Sehr geehrter Herr Oberbürgermeister Josef, sehr geehrter Herr Staatssekretär Rösmann, beigefügt finden Sie bitte einen Offenen Brief, den wir bereits vor der Entscheidung des Verwaltungsgerichts Frankfurt initiiert hatten. Die Unterschriftenaktion lief noch, als das Urteil fiel das Auftrittsverbot aufzuheben. Natürlich begrüßen wir ausdrücklich diesen Beschluss. Dennoch möchten wir auf diesem Weg unsere Empörung zum Ausdruck bringen gegen zunehmende Versuche, die beabsichtigen unsere Kunst- und Meinungsfreiheiten einzu-schränken oder gar zu unterbinden, insbesondere öffentliche Debatten zu demokratie-unwürdigen Themen wie z. B. die seit mehr als drei Jahren völkerrechtswidrige Inhaftierung von Julian Assange, die gegen praktisch alle selbstgesetzten zivilisatorischen Regeln des menschlichen Miteinander verstößt. Wir betrachten das beigefügte [nachfolgende] Schreiben als unseren Beitrag zur Woche der Meinungsfreiheit des Börsenvereins des deutschen Buchhandels e.V. in Frankfurt.


Sehr geehrter Damen und Herren, wir, der Gesprächskreis Darmstadt der NachDenkSeiten (Liste der Unterzeichner siehe unten), fordern Sie hiermit auf, das Auftrittsverbot gegen Roger Waters für den 28. Mai 2023 in der Festhalle in Frankfurt zurück zu nehmen.

Als Grund für das Auftrittsverbot geben Sie an, dass sich Roger Waters für die Kampagne Boykott, Investitionsabzug/Desinvestition, Sanktionen (BDS)-Kampagne, die den Staat Israel wirtschaftlich, politisch und kulturell isolieren will, einsetzt und dass es israelfeindliche Äußerungen von ihm geben soll.

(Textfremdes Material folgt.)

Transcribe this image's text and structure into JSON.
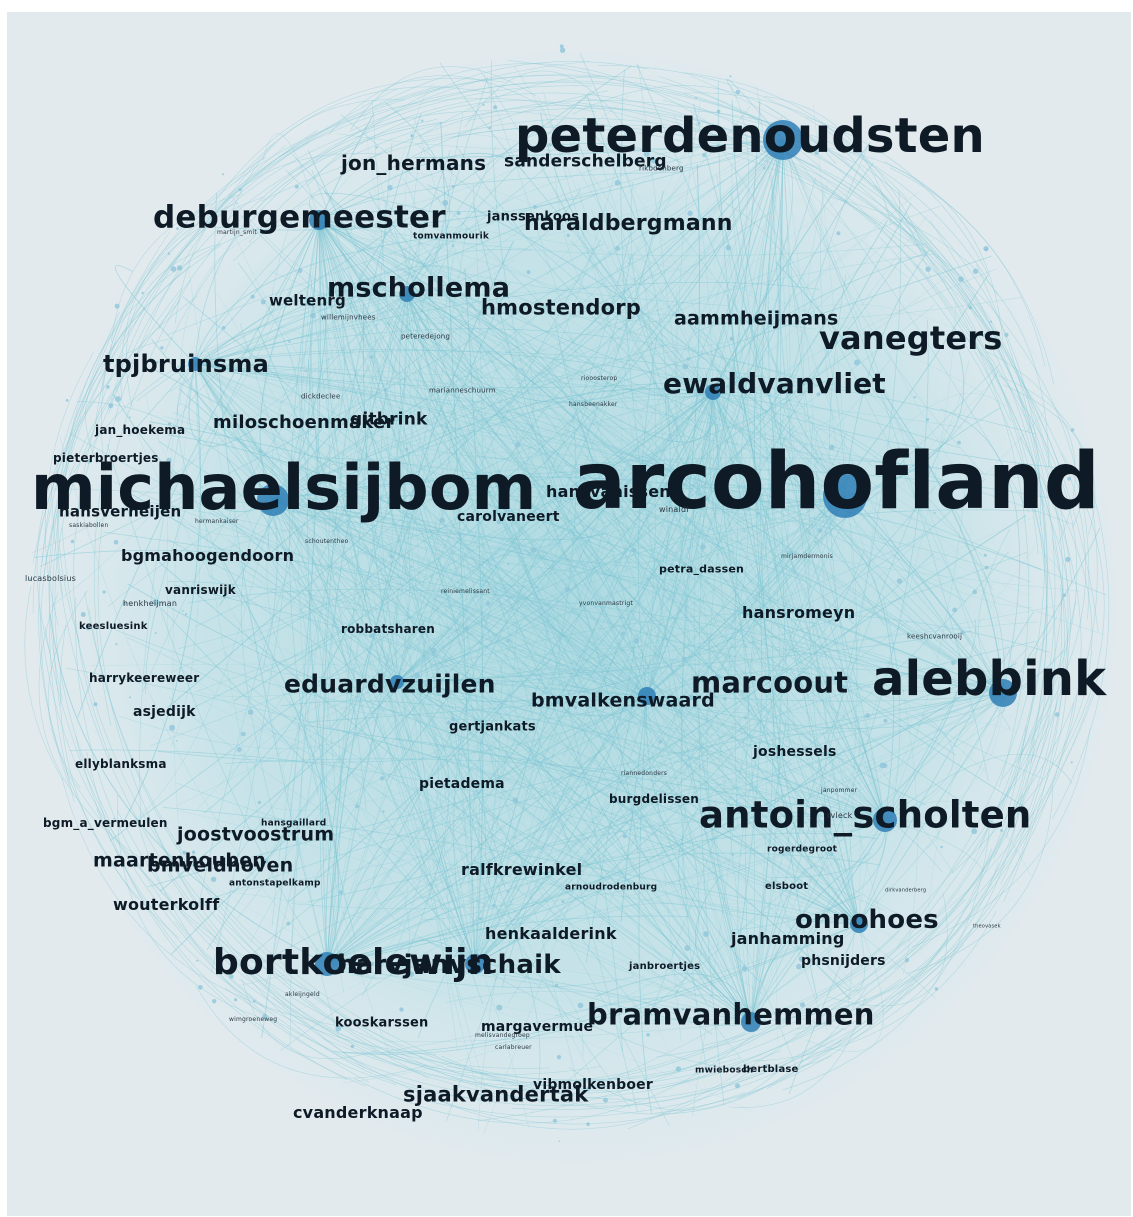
{
  "network": {
    "colors": {
      "background": "#e2eaee",
      "edge": "#7ec6d3",
      "hub": "#2f7fb6",
      "node": "#8fc6da",
      "label": "#0e1a26"
    },
    "labels": [
      {
        "id": "arcohofland",
        "text": "arcohofland",
        "tier": "huge"
      },
      {
        "id": "michaelsijbom",
        "text": "michaelsijbom",
        "tier": "xl"
      },
      {
        "id": "peterdenoudsten",
        "text": "peterdenoudsten",
        "tier": "xl"
      },
      {
        "id": "alebbink",
        "text": "alebbink",
        "tier": "xl"
      },
      {
        "id": "antoin_scholten",
        "text": "antoin_scholten",
        "tier": "lg"
      },
      {
        "id": "bortkoelewijn",
        "text": "bortkoelewijn",
        "tier": "lg"
      },
      {
        "id": "deburgemeester",
        "text": "deburgemeester",
        "tier": "lg"
      },
      {
        "id": "vanegters",
        "text": "vanegters",
        "tier": "lg"
      },
      {
        "id": "bramvanhemmen",
        "text": "bramvanhemmen",
        "tier": "md"
      },
      {
        "id": "mschollema",
        "text": "mschollema",
        "tier": "md"
      },
      {
        "id": "ewaldvanvliet",
        "text": "ewaldvanvliet",
        "tier": "md"
      },
      {
        "id": "marcoout",
        "text": "marcoout",
        "tier": "md"
      },
      {
        "id": "harvjanvschaik",
        "text": "harvjanvschaik",
        "tier": "md"
      },
      {
        "id": "onnohoes",
        "text": "onnohoes",
        "tier": "md"
      },
      {
        "id": "eduardvzuijlen",
        "text": "eduardvzuijlen",
        "tier": "md"
      },
      {
        "id": "tpjbruinsma",
        "text": "tpjbruinsma",
        "tier": "md"
      },
      {
        "id": "haraldbergmann",
        "text": "haraldbergmann",
        "tier": "md"
      },
      {
        "id": "jon_hermans",
        "text": "jon_hermans",
        "tier": "sm"
      },
      {
        "id": "sanderschelberg",
        "text": "sanderschelberg",
        "tier": "sm"
      },
      {
        "id": "hmostendorp",
        "text": "hmostendorp",
        "tier": "sm"
      },
      {
        "id": "aammheijmans",
        "text": "aammheijmans",
        "tier": "sm"
      },
      {
        "id": "sjaakvandertak",
        "text": "sjaakvandertak",
        "tier": "sm"
      },
      {
        "id": "joostvoostrum",
        "text": "joostvoostrum",
        "tier": "sm"
      },
      {
        "id": "maartenhouben",
        "text": "maartenhouben",
        "tier": "sm"
      },
      {
        "id": "bmveldhoven",
        "text": "bmveldhoven",
        "tier": "sm"
      },
      {
        "id": "bmvalkenswaard",
        "text": "bmvalkenswaard",
        "tier": "sm"
      },
      {
        "id": "miloschoenmaker",
        "text": "miloschoenmaker",
        "tier": "sm"
      },
      {
        "id": "gitbrink",
        "text": "gitbrink",
        "tier": "sm"
      },
      {
        "id": "hansromeyn",
        "text": "hansromeyn",
        "tier": "xs"
      },
      {
        "id": "bgmahoogendoorn",
        "text": "bgmahoogendoorn",
        "tier": "xs"
      },
      {
        "id": "ralfkrewinkel",
        "text": "ralfkrewinkel",
        "tier": "xs"
      },
      {
        "id": "henkaalderink",
        "text": "henkaalderink",
        "tier": "xs"
      },
      {
        "id": "janhamming",
        "text": "janhamming",
        "tier": "xs"
      },
      {
        "id": "phsnijders",
        "text": "phsnijders",
        "tier": "xs"
      },
      {
        "id": "cvanderknaap",
        "text": "cvanderknaap",
        "tier": "xs"
      },
      {
        "id": "vibmolkenboer",
        "text": "vibmolkenboer",
        "tier": "xs"
      },
      {
        "id": "margavermue",
        "text": "margavermue",
        "tier": "xs"
      },
      {
        "id": "kooskarssen",
        "text": "kooskarssen",
        "tier": "xs"
      },
      {
        "id": "wouterkolff",
        "text": "wouterkolff",
        "tier": "xs"
      },
      {
        "id": "weltenrg",
        "text": "weltenrg",
        "tier": "xs"
      },
      {
        "id": "hansverheijen",
        "text": "hansverheijen",
        "tier": "xs"
      },
      {
        "id": "carolvaneert",
        "text": "carolvaneert",
        "tier": "xs"
      },
      {
        "id": "hansvanissen",
        "text": "hansvanissen",
        "tier": "xs"
      },
      {
        "id": "joshessels",
        "text": "joshessels",
        "tier": "xs"
      },
      {
        "id": "pietadema",
        "text": "pietadema",
        "tier": "xs"
      },
      {
        "id": "gertjankats",
        "text": "gertjankats",
        "tier": "xs"
      },
      {
        "id": "janssenkoos",
        "text": "janssenkoos",
        "tier": "xs"
      },
      {
        "id": "pieterbroertjes",
        "text": "pieterbroertjes",
        "tier": "xxs"
      },
      {
        "id": "jan_hoekema",
        "text": "jan_hoekema",
        "tier": "xxs"
      },
      {
        "id": "vanriswijk",
        "text": "vanriswijk",
        "tier": "xxs"
      },
      {
        "id": "robbatsharen",
        "text": "robbatsharen",
        "tier": "xxs"
      },
      {
        "id": "harrykeereweer",
        "text": "harrykeereweer",
        "tier": "xxs"
      },
      {
        "id": "asjedijk",
        "text": "asjedijk",
        "tier": "xxs"
      },
      {
        "id": "ellyblanksma",
        "text": "ellyblanksma",
        "tier": "xxs"
      },
      {
        "id": "bgm_a_vermeulen",
        "text": "bgm_a_vermeulen",
        "tier": "xxs"
      },
      {
        "id": "burgdelissen",
        "text": "burgdelissen",
        "tier": "xxs"
      },
      {
        "id": "petra_dassen",
        "text": "petra_dassen",
        "tier": "xxs"
      },
      {
        "id": "keesluesink",
        "text": "keesluesink",
        "tier": "xxs"
      },
      {
        "id": "hansgaillard",
        "text": "hansgaillard",
        "tier": "xxs"
      },
      {
        "id": "elsboot",
        "text": "elsboot",
        "tier": "xxs"
      },
      {
        "id": "rogerdegroot",
        "text": "rogerdegroot",
        "tier": "xxs"
      },
      {
        "id": "bertblase",
        "text": "bertblase",
        "tier": "xxs"
      },
      {
        "id": "janbroertjes",
        "text": "janbroertjes",
        "tier": "xxs"
      },
      {
        "id": "arnoudrodenburg",
        "text": "arnoudrodenburg",
        "tier": "xxs"
      },
      {
        "id": "antonstapelkamp",
        "text": "antonstapelkamp",
        "tier": "xxs"
      },
      {
        "id": "tomvanmourik",
        "text": "tomvanmourik",
        "tier": "xxs"
      },
      {
        "id": "mwiebosch",
        "text": "mwiebosch",
        "tier": "xxs"
      },
      {
        "id": "lucasbolsius",
        "text": "lucasbolsius",
        "tier": "tiny"
      },
      {
        "id": "henkheijman",
        "text": "henkheijman",
        "tier": "tiny"
      },
      {
        "id": "willemijnvhees",
        "text": "willemijnvhees",
        "tier": "tiny"
      },
      {
        "id": "peteredejong",
        "text": "peteredejong",
        "tier": "tiny"
      },
      {
        "id": "mariannneschuurm",
        "text": "marianneschuurm",
        "tier": "tiny"
      },
      {
        "id": "dickdeclee",
        "text": "dickdeclee",
        "tier": "tiny"
      },
      {
        "id": "hansbeenakker",
        "text": "hansbeenakker",
        "tier": "tiny"
      },
      {
        "id": "riooosterop",
        "text": "riooosterop",
        "tier": "tiny"
      },
      {
        "id": "schoutentheo",
        "text": "schoutentheo",
        "tier": "tiny"
      },
      {
        "id": "hermankaiser",
        "text": "hermankaiser",
        "tier": "tiny"
      },
      {
        "id": "saskiabollen",
        "text": "saskiabollen",
        "tier": "tiny"
      },
      {
        "id": "reiniemelissant",
        "text": "reiniemelissant",
        "tier": "tiny"
      },
      {
        "id": "yvonvanmastrigt",
        "text": "yvonvanmastrigt",
        "tier": "tiny"
      },
      {
        "id": "mirjamdermonis",
        "text": "mirjamdermonis",
        "tier": "tiny"
      },
      {
        "id": "keeshcvanrooij",
        "text": "keeshcvanrooij",
        "tier": "tiny"
      },
      {
        "id": "riannedonders",
        "text": "riannedonders",
        "tier": "tiny"
      },
      {
        "id": "janpommer",
        "text": "janpommer",
        "tier": "tiny"
      },
      {
        "id": "rvleck",
        "text": "rvleck",
        "tier": "tiny"
      },
      {
        "id": "akleijngeld",
        "text": "akleijngeld",
        "tier": "tiny"
      },
      {
        "id": "wimgroeneweg",
        "text": "wimgroeneweg",
        "tier": "tiny"
      },
      {
        "id": "melisvandegroep",
        "text": "melisvandegroep",
        "tier": "tiny"
      },
      {
        "id": "carlabreuer",
        "text": "carlabreuer",
        "tier": "tiny"
      },
      {
        "id": "dirkvanderberg",
        "text": "dirkvanderberg",
        "tier": "tiny"
      },
      {
        "id": "theovasek",
        "text": "theovasek",
        "tier": "tiny"
      },
      {
        "id": "martijn_smit",
        "text": "martijn_smit",
        "tier": "tiny"
      },
      {
        "id": "rikbdenberg",
        "text": "rikbdenberg",
        "tier": "tiny"
      },
      {
        "id": "winaldi",
        "text": "winaldi",
        "tier": "tiny"
      }
    ]
  }
}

Die BDS-Kampagne ist eine gewaltfreie Kampagne der palästinensischen Zivilgesellschaft zur Beendigung der völkerrechtlich illegalen israelischen Besatzung. Die Kampagne ist eine Rechtskampagne, die sich ausnahmslos auf das internationale Recht sowie auf UN-Resolutionen stützt. Das Selbstverständnis der BDS-Bewegung ist durchgehend antirassistisch. Die Bekämpfung jeglicher Art von Rassismus, insbesondere gegen Jüdinnen und Juden, gehört zum grundlegenden politischen Selbstverständnis. Viele Menschenrechtsorganisationen und Organisationen der Vereinten Nationen haben Israel als Apartheidstaat definiert und es wurden Israel und das Südafrika der Apartheid-Ära miteinander verglichen. Während im Falle von Südafrika diese gewaltfreie Methode zur Aufhebung der Apartheid führte und weltweit bejubelt wurde, soll es jetzt im Falle Israel antisemitisch sein? Wir vermuten doch eher, dass es sich hier um die selbst verordnete Staatsräson in Deutschland handelt, die jegliche Kritik an der Politik des Staates Israel schon seit Jahren unterbindet. Im Übrigen beteiligen sich Staatsbürger von Israel (z.B. Ilana Hammerman) und viele Prominente an dieser Kampagne. Prof. Amos Goldberg, außerordentlicher Professor für Holocaust-Geschichte an der Hebräischen Universität in Jerusalem führt in einem Interview aus: „Der Beschluss des deutschen Bundestags (über BDS) ist ein schlimmer Präzedenzfall. Ein Staat (Deutschland, Anmerkung Unterzeichner) hat aus fragwürdigen Beweggründen in die öffentliche Debatte eingegriffen und Meinungsfreiheit und Proteste beschränkt. Es wird nicht mehr lange dauern, bis jede scharfe Kritik an Israel als antisemitisch bezeichnet wird und damit ihre Legitimität verliert. Damit begehen liberale Demokratien einen schwerwiegenden Verrat an Menschenrechten und Meinungsfreiheit. Diesen Werten sollte sich gerade Deutschland verpflichtet fühlen.“ (1)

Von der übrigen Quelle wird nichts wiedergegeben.